Using dolfinx_adjoint is designed to be as close to standard dolfinx syntax as possible. Here is a brief overview of how to track a parameter and assemble an objective functional:
import dolfinx
from mpi4py import MPI
import pyadjoint
import ufl
import dolfinx_adjoint
# Create mesh and function space
mesh = dolfinx.mesh.create_unit_square(MPI.COMM_WORLD, 10, 10)
V = dolfinx.fem.functionspace(mesh, ("Lagrange", 1))
# Use dolfinx_adjoint overloaded types
# This ensures operations are tracked on the pyadjoint tape!
f = dolfinx_adjoint.Function(V, name="Control")
f.interpolate(lambda x: x[0] + x[1]) # Initial guess for control
uh = dolfinx_adjoint.Function(V, name="State")
# Define UFL forms for a simple Poisson problem: - \Delta u = f
u, v = ufl.TrialFunction(V), ufl.TestFunction(V)

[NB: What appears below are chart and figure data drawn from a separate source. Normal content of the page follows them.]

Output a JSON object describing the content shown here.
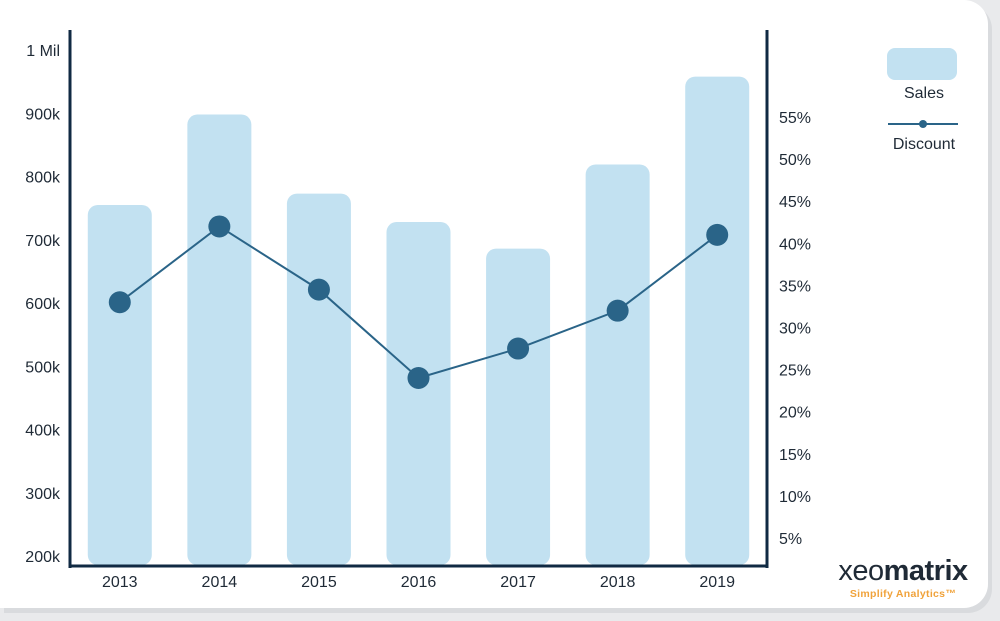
{
  "chart_data": {
    "type": "bar",
    "categories": [
      "2013",
      "2014",
      "2015",
      "2016",
      "2017",
      "2018",
      "2019"
    ],
    "series": [
      {
        "name": "Sales",
        "type": "bar",
        "axis": "left",
        "values": [
          755000,
          898000,
          773000,
          728000,
          686000,
          819000,
          958000
        ]
      },
      {
        "name": "Discount",
        "type": "line",
        "axis": "right",
        "values": [
          0.33,
          0.42,
          0.345,
          0.24,
          0.275,
          0.32,
          0.41
        ]
      }
    ],
    "y_left": {
      "ticks": [
        200000,
        300000,
        400000,
        500000,
        600000,
        700000,
        800000,
        900000,
        1000000
      ],
      "tick_labels": [
        "200k",
        "300k",
        "400k",
        "500k",
        "600k",
        "700k",
        "800k",
        "900k",
        "1 Mil"
      ],
      "range": [
        200000,
        1000000
      ]
    },
    "y_right": {
      "ticks": [
        0.05,
        0.1,
        0.15,
        0.2,
        0.25,
        0.3,
        0.35,
        0.4,
        0.45,
        0.5,
        0.55
      ],
      "tick_labels": [
        "5%",
        "10%",
        "15%",
        "20%",
        "25%",
        "30%",
        "35%",
        "40%",
        "45%",
        "50%",
        "55%"
      ]
    },
    "grid": false,
    "legend_position": "top-right",
    "colors": {
      "bar": "#c2e1f1",
      "line": "#2a6488",
      "axis": "#102a43",
      "text": "#1f2a36"
    }
  },
  "legend": {
    "sales_label": "Sales",
    "discount_label": "Discount"
  },
  "logo": {
    "word_light": "xeo",
    "word_bold": "matrix",
    "tagline": "Simplify Analytics™"
  }
}
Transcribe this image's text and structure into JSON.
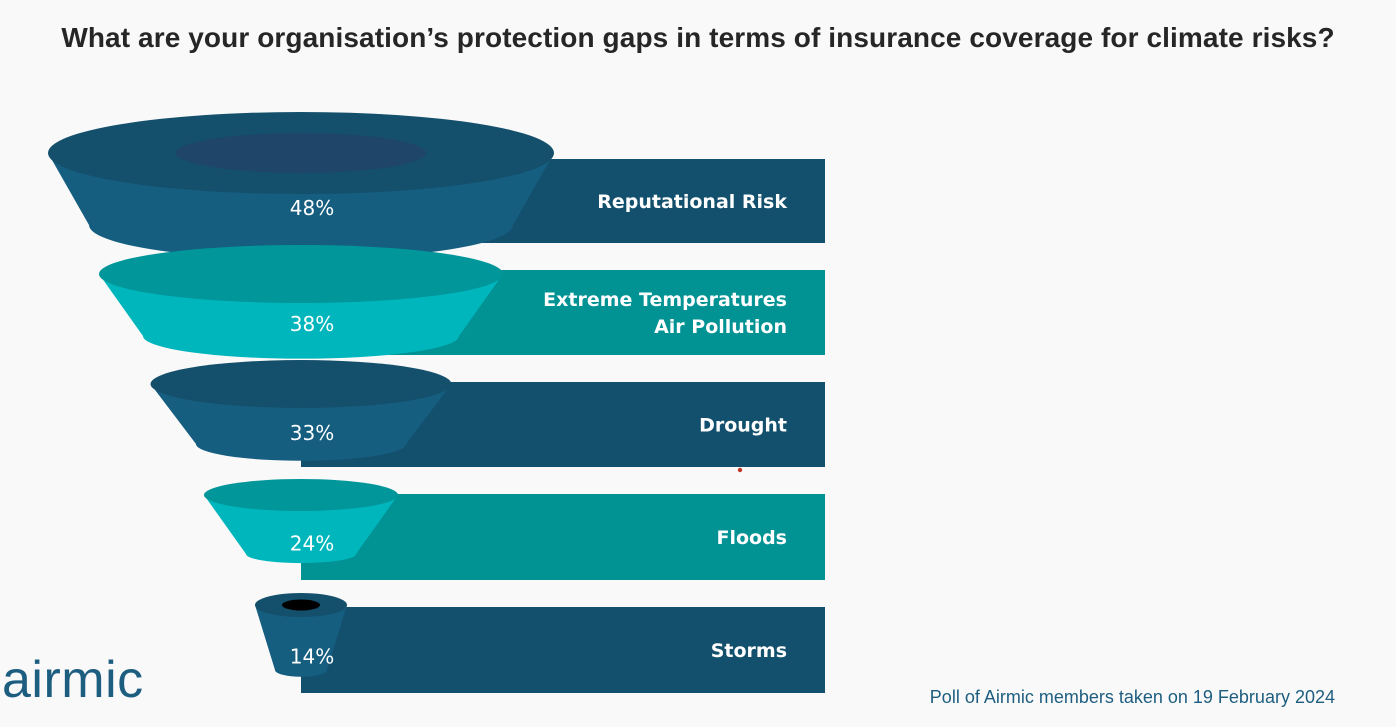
{
  "title": "What are your organisation’s protection gaps in terms of insurance coverage for climate risks?",
  "footnote": "Poll of Airmic members taken on 19 February 2024",
  "logo_text": "airmic",
  "colors": {
    "navy": "#155e80",
    "navy_dark": "#14506c",
    "navy_bar": "#13506d",
    "teal": "#00b6bd",
    "teal_dark": "#00969a",
    "teal_bar": "#019294",
    "inner_top": "#1f4569"
  },
  "chart_data": {
    "type": "funnel",
    "categories": [
      "Reputational Risk",
      "Extreme Temperatures\nAir Pollution",
      "Drought",
      "Floods",
      "Storms"
    ],
    "values": [
      48,
      38,
      33,
      24,
      14
    ],
    "value_labels": [
      "48%",
      "38%",
      "33%",
      "24%",
      "14%"
    ],
    "unit": "%",
    "title": "What are your organisation’s protection gaps in terms of insurance coverage for climate risks?"
  }
}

a = ufl.inner(ufl.grad(u), ufl.grad(v)) * ufl.dx
L = f * v * ufl.dx
# Set up Dirichlet boundary condition (u = 0 on boundary)
mesh.topology.create_connectivity(mesh.topology.dim - 1, mesh.topology.dim)
exterior_facets = dolfinx.mesh.exterior_facet_indices(mesh.topology)
exterior_dofs = dolfinx.fem.locate_dofs_topological(V, mesh.topology.dim - 1, exterior_facets)
bc = dolfinx.fem.dirichletbc(dolfinx.default_scalar_type(0.0), exterior_dofs, V)
# Use overloaded solvers
problem = dolfinx_adjoint.LinearProblem(a, L, u=uh, bcs=[bc])
problem.solve()
# Define a desired temperature profile 'd' and regularization parameter 'alpha'
x = ufl.SpatialCoordinate(mesh)
d = ufl.sin(ufl.pi * x[0]) * ufl.sin(ufl.pi * x[1])
alpha = dolfinx.fem.Constant(mesh, dolfinx.default_scalar_type(1e-6))
# Assemble the objective scalar using the overloaded assembly
J_symbolic = 0.5 * ufl.inner(uh - d, uh - d) * ufl.dx + 0.5 * alpha * ufl.inner(f, f) * ufl.dx
J = dolfinx_adjoint.assemble_scalar(J_symbolic)
# Create a ReducedFunctional for optimization
control = pyadjoint.Control(f)
Jhat = pyadjoint.ReducedFunctional(J, control)
# Evaluate gradient
gradient = Jhat.derivative()For more comprehensive examples, such as solving the optimal control of the Poisson equation or time-distributed control problems, check out the demos/ directory or the online documentation.
Code formatting is enforced via ruff and type-checking via mypy. To set up your local development environment:
# Install development dependencies
python3 -m pip install -e ".[dev,test]"
# Run formatting checks
ruff check .
ruff format --check .
# Run type checking
python3 -m mypy .
# Run tests
python3 -m pytest -vs tests/MIT License. See LICENSE for more details.